I found myself annoyed whenever (roughly twenty times) she repeated, without definition or qualification, that evangelicals take the Bible “literally,” and that this is why they must avow female submission to male authority. Evangelicals’ literal reading of Scripture, she maintains, follows from their belief that the Bible is God’s Word and inerrant (p. 86, 112). Halfway through the book she offers her first clue as to what she means by a “literal” interpretation when she sets it over against a “contextual” interpretation (p. 116). She later equates contextual interpretation with disregarding certain biblical texts as outdated (p. 140). Evidently, if one is to be faithful to God’s inerrant Word, one must disregard context in interpreting the submission texts; to interpret contextually is to reject inerrancy and disregard these texts altogether. Manning’s paucity of categories on this score may reflect the confusion of theologically unschooled evangelicals, on whom it appears she primarily relied for her understanding of evangelical beliefs.
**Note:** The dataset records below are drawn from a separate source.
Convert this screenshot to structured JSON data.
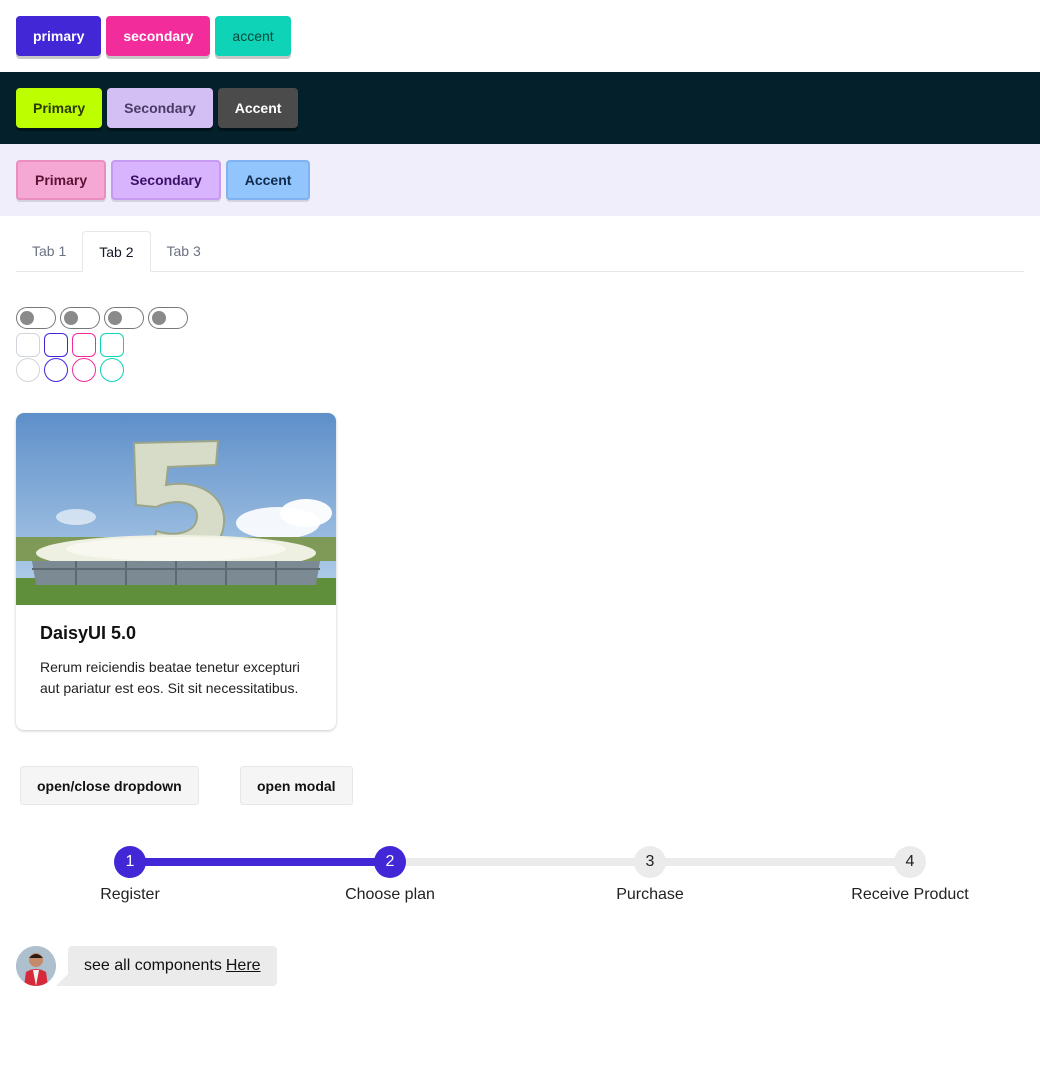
{
  "button_rows": {
    "row1": {
      "primary": "primary",
      "secondary": "secondary",
      "accent": "accent"
    },
    "row2": {
      "primary": "Primary",
      "secondary": "Secondary",
      "accent": "Accent"
    },
    "row3": {
      "primary": "Primary",
      "secondary": "Secondary",
      "accent": "Accent"
    }
  },
  "tabs": [
    {
      "label": "Tab 1",
      "active": false
    },
    {
      "label": "Tab 2",
      "active": true
    },
    {
      "label": "Tab 3",
      "active": false
    }
  ],
  "card": {
    "image_icon": "flower-number-five-image",
    "title": "DaisyUI 5.0",
    "text": "Rerum reiciendis beatae tenetur excepturi aut pariatur est eos. Sit sit necessitatibus."
  },
  "actions": {
    "dropdown": "open/close dropdown",
    "modal": "open modal"
  },
  "steps": [
    {
      "number": "1",
      "label": "Register",
      "done": true
    },
    {
      "number": "2",
      "label": "Choose plan",
      "done": true
    },
    {
      "number": "3",
      "label": "Purchase",
      "done": false
    },
    {
      "number": "4",
      "label": "Receive Product",
      "done": false
    }
  ],
  "chat": {
    "avatar_icon": "user-avatar",
    "text": "see all components",
    "link": "Here"
  },
  "colors": {
    "primary": "#4127d6",
    "secondary": "#f22c9a",
    "accent": "#0ed3b6",
    "dark_bg": "#04212b",
    "light_bg": "#f1eefb"
  }
}
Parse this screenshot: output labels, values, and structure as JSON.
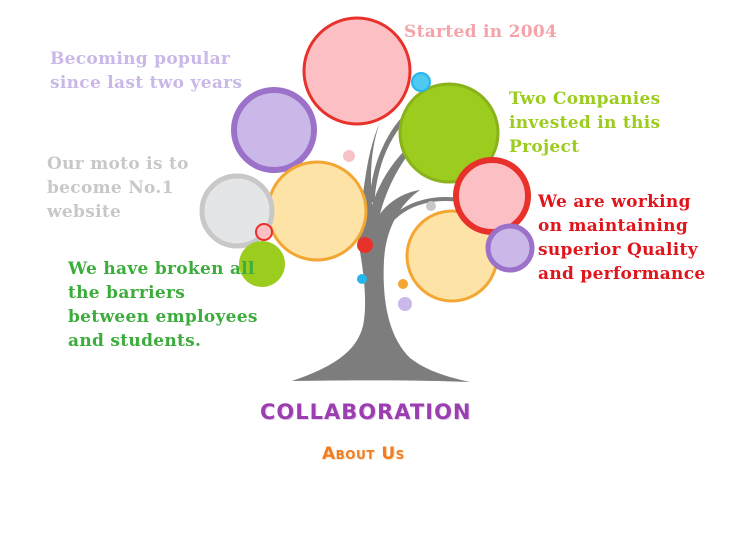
{
  "captions": {
    "started": [
      "Started in 2004"
    ],
    "popular": [
      "Becoming popular",
      "since last two years"
    ],
    "companies": [
      "Two Companies",
      "invested in this",
      "Project"
    ],
    "moto": [
      "Our moto is to",
      "become No.1",
      "website"
    ],
    "quality": [
      "We are working",
      "on maintaining",
      "superior Quality",
      "and performance"
    ],
    "barriers": [
      "We have broken all",
      "the barriers",
      "between employees",
      "and students."
    ]
  },
  "headings": {
    "collaboration": "COLLABORATION",
    "about": "About Us"
  },
  "colors": {
    "trunk": "#7d7d7d",
    "pink": "#f4a3a8",
    "red": "#e8312b",
    "lavender": "#c9b8e8",
    "purple": "#9b71c9",
    "green": "#9bcc1e",
    "yellow": "#fbd98f",
    "orange": "#f3a632",
    "grey": "#c8c8c8",
    "blue": "#27b6ea"
  },
  "icons": [
    "tree-illustration"
  ]
}
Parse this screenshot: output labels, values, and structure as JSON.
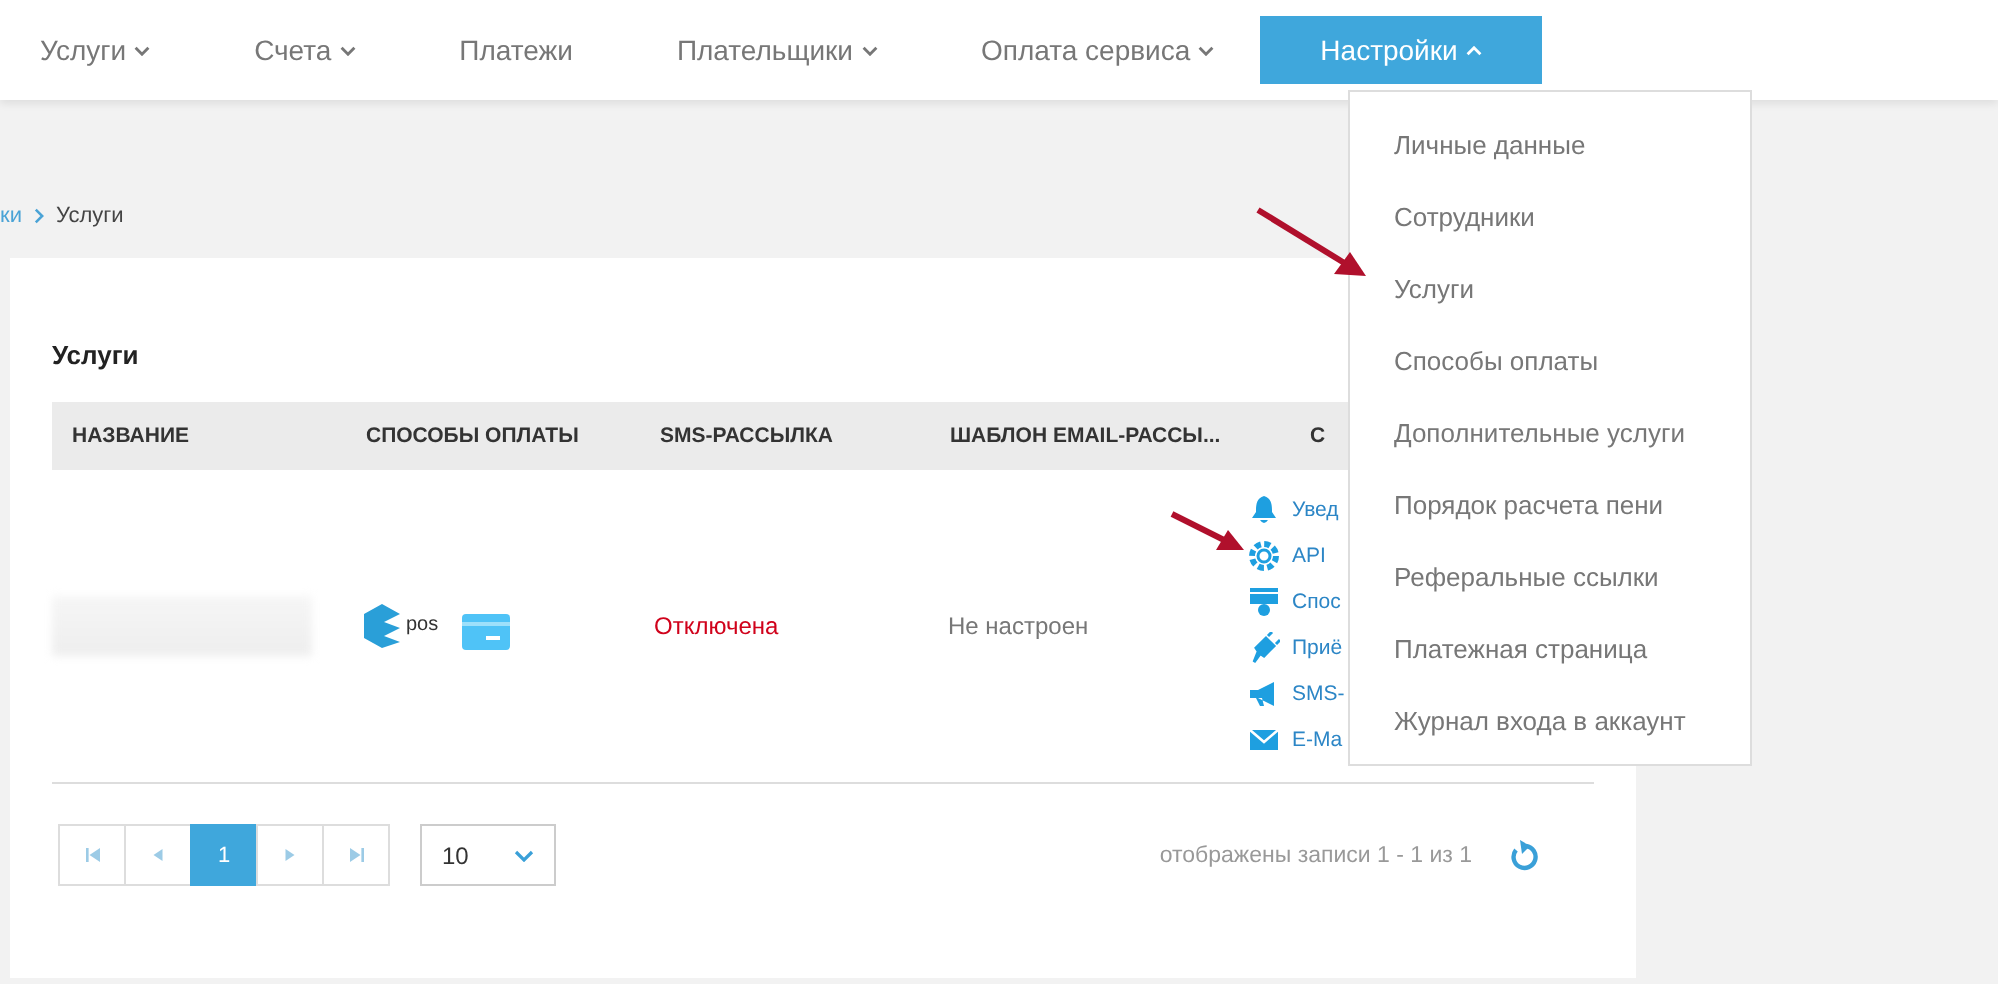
{
  "nav": [
    {
      "label": "Услуги",
      "has_menu": true,
      "selected": false
    },
    {
      "label": "Счета",
      "has_menu": true,
      "selected": false
    },
    {
      "label": "Платежи",
      "has_menu": false,
      "selected": false
    },
    {
      "label": "Плательщики",
      "has_menu": true,
      "selected": false
    },
    {
      "label": "Оплата сервиса",
      "has_menu": true,
      "selected": false
    },
    {
      "label": "Настройки",
      "has_menu": true,
      "selected": true
    }
  ],
  "settings_menu": [
    "Личные данные",
    "Сотрудники",
    "Услуги",
    "Способы оплаты",
    "Дополнительные услуги",
    "Порядок расчета пени",
    "Реферальные ссылки",
    "Платежная страница",
    "Журнал входа в аккаунт"
  ],
  "breadcrumb": [
    {
      "label": "ки",
      "link": true
    },
    {
      "label": "Услуги",
      "link": false
    }
  ],
  "card": {
    "title": "Услуги",
    "columns": [
      "НАЗВАНИЕ",
      "СПОСОБЫ ОПЛАТЫ",
      "SMS-РАССЫЛКА",
      "ШАБЛОН EMAIL-РАССЫ...",
      "С"
    ],
    "rows": [
      {
        "payment_logo": "pos",
        "sms": "Отключена",
        "email_template": "Не настроен",
        "actions": [
          {
            "kind": "bell",
            "label": "Увед"
          },
          {
            "kind": "gear",
            "label": "API"
          },
          {
            "kind": "terminal",
            "label": "Спос"
          },
          {
            "kind": "plug",
            "label": "Приё"
          },
          {
            "kind": "megaphone",
            "label": "SMS-"
          },
          {
            "kind": "mail",
            "label": "E-Ma"
          }
        ]
      }
    ]
  },
  "pagination": {
    "pages": [
      {
        "label": "1",
        "selected": true
      }
    ],
    "page_size": "10",
    "info": "отображены записи 1 - 1 из 1"
  }
}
In discussing responses to the abortion issue, she opines that Catholic conservative women are “repackaging” the prolife cause as a feminist effort, in order to appeal to liberal Catholic women (p. 206). However, being prolife and prowoman is not a novel conceptual combination. This position was held by the early feminists of the nineteenth century—not for the rather disingenuous motive Manning suggests, but because they believed the abortion solution to an unwanted pregnancy does not liberate but degrades women.
Manning seems to display further ignorance of the historical and theological confluence of feminist and conservative beliefs in her superficial treatment of evangelical egalitarians (who believe that the Bible, properly interpreted, teaches mutual submission between women and men). She acknowledges the existence of Christians for Biblical Equality, yet her discussion of biblical equality is outdated and not integrated into her assessment of evangelical women’s responses to feminist beliefs.
Despite these and other quibbles, I recommend this book as an insightful and informative resource for anyone interested in the relationship between feminism, contemporary culture, and religious conservatism.